The resident dossers, the park people, rushed across to them.

“Did you get that on video, Moon?”

“No.”

“Are the aliens friends of yours?”

“It all depends on who they are at the time.”

“I have it on camera,” exclaimed a dosser, the phone in his hand and he shaking so much he was spilling beer out from the can, “I did. I have it all and I have it now. I am going to post it up on You-Tube.”

“Have you got a couple of euros to spare Moon?”

Moon fished in his pocket and pulled out a ten euro note. He gave it to the park person. “That was all the money I had in this world.” The park person took the note and checked it to make sure it wasn’t a dud. Someone was shouting, “The aliens have landed and stolen our water. The canals are empty. We are dry! We are dry!”

“No, we are not. The night shop is open.”

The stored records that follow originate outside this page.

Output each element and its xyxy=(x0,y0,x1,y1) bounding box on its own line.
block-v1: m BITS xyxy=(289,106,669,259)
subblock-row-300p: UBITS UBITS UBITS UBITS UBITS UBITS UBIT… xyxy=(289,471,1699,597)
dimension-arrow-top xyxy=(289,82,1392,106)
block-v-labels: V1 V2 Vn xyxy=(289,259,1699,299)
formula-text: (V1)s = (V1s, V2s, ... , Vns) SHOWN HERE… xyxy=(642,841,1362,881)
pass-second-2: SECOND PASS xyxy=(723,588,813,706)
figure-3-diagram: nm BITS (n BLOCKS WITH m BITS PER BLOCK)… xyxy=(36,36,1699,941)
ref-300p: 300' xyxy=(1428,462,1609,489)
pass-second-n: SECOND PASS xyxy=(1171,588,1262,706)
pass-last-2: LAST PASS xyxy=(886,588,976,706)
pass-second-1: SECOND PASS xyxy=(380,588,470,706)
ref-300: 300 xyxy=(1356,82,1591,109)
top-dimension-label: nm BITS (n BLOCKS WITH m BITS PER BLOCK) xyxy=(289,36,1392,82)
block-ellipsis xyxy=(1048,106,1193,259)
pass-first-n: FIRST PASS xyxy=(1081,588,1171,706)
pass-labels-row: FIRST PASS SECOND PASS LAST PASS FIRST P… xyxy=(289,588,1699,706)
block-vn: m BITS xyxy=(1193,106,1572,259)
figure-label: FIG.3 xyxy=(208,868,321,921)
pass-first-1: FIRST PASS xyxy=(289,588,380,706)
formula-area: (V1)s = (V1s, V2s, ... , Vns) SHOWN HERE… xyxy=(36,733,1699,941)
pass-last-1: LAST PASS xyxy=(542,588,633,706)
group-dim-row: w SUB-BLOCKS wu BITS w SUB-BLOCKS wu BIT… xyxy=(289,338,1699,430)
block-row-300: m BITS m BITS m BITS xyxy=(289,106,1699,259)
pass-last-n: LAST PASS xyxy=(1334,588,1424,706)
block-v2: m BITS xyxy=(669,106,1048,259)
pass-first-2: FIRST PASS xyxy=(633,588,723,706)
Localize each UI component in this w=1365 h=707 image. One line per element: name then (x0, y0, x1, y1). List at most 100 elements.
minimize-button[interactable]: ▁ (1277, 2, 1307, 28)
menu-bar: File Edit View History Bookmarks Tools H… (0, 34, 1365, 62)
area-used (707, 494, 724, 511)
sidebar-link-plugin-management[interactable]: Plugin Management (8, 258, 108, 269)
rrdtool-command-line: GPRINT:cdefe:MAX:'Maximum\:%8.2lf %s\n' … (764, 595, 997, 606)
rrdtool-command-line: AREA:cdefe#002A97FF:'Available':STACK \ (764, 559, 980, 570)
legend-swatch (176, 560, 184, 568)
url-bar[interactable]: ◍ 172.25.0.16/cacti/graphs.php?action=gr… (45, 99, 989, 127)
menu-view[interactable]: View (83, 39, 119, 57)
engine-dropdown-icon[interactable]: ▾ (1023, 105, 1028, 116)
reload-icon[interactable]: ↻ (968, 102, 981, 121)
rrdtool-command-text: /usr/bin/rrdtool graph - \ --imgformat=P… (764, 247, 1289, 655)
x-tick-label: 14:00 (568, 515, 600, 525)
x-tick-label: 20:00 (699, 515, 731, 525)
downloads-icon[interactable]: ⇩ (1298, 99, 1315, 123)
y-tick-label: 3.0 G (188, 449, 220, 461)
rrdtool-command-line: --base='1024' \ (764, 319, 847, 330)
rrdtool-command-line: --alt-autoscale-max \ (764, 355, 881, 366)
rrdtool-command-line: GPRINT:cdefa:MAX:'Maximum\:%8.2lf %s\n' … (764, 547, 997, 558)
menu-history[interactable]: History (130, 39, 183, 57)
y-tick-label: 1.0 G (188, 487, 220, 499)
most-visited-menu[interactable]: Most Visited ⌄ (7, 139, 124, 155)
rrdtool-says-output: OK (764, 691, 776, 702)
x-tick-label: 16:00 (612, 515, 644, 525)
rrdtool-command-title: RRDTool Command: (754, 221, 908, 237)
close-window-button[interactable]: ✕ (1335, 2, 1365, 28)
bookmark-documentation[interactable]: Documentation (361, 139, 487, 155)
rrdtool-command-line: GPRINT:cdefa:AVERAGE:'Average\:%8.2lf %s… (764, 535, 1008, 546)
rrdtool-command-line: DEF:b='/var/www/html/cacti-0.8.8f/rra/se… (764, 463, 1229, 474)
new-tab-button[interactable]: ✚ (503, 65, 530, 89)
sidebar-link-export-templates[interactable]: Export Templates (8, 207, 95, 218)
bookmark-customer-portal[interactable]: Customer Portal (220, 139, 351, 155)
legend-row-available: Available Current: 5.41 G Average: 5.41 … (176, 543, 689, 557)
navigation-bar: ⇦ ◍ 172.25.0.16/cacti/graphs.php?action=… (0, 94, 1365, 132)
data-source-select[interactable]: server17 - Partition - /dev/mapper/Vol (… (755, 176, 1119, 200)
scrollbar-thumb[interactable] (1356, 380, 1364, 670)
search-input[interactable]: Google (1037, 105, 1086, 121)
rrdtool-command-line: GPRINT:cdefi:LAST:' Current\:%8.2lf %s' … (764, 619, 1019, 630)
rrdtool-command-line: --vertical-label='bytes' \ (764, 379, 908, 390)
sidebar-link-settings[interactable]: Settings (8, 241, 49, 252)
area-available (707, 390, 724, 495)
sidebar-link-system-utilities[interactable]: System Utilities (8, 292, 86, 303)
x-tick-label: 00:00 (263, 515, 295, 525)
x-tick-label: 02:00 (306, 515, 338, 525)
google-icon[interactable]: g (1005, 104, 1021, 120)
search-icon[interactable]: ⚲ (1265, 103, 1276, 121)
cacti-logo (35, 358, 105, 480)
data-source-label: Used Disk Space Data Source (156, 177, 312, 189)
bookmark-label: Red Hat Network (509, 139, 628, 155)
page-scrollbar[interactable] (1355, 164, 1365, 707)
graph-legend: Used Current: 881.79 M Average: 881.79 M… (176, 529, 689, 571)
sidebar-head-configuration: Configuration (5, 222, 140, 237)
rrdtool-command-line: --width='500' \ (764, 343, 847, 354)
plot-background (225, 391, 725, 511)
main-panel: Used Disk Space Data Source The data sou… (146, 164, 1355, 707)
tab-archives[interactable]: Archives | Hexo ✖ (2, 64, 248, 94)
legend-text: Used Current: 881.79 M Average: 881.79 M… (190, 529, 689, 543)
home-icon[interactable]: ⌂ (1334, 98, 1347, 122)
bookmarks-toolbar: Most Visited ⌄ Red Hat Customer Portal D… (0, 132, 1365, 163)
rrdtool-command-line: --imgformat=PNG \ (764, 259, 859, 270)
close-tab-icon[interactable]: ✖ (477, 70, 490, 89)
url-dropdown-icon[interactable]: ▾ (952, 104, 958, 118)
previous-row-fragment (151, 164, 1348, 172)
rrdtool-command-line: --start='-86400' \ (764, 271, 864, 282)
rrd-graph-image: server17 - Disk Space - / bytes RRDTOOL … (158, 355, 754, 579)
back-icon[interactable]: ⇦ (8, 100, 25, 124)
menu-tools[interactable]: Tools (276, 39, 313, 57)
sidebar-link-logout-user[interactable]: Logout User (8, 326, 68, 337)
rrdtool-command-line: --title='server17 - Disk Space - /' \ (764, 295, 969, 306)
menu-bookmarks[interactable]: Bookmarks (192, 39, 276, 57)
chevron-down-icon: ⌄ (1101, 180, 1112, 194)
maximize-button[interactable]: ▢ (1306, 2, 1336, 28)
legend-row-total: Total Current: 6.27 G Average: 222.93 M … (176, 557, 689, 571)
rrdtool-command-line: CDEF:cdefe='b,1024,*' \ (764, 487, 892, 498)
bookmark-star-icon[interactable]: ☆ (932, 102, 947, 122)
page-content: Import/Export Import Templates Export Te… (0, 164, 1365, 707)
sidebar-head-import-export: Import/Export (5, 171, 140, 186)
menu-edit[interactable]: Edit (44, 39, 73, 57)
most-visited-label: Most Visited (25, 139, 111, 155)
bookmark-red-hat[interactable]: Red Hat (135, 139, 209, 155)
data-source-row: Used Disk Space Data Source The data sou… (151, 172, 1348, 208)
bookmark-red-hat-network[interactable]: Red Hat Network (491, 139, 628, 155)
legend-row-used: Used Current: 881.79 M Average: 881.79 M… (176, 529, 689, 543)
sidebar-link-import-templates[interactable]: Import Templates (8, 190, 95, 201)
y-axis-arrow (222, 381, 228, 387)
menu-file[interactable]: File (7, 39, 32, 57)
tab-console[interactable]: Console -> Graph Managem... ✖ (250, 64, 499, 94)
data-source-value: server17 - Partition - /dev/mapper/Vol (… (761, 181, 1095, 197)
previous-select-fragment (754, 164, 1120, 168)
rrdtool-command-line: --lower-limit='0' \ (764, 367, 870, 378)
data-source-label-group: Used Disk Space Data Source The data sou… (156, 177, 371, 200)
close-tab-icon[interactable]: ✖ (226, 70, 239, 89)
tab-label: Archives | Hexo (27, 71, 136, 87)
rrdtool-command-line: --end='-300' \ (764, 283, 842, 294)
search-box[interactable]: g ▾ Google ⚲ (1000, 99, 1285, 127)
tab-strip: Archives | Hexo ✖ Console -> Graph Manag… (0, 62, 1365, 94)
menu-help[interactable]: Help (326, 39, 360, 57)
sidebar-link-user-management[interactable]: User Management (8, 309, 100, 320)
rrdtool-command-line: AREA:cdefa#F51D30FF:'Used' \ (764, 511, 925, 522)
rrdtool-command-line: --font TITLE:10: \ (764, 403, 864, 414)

“It will all level out,” said Moon staring up at the sky. There were tears in his eyes.

Seamus and Moon and the twenty-five children walked across the road. Seamus opened the door to his house. They all filed inside, no one speaking, and all in a state of shock. Seamus closed the door. Stuck on the mirror in the front room written in large red capital letters was a note. It read

- RING TONY ABOUT HIS VAN. HE SAYS THE COPS ARE GOING CRAZY. HE IS GOING CRAZY. BELL ME. VIKKI -

Murphy the cat came into the room. He took a look around and left.

“How am I going to explain what happened to the Margarita to Tony?” said Seamus.

“Never mind that,” replied Moon opening up his envelope, “that’s nothing.” He pointed at the Korean kids, “How the fuck am I going to explain these kids to the social services?”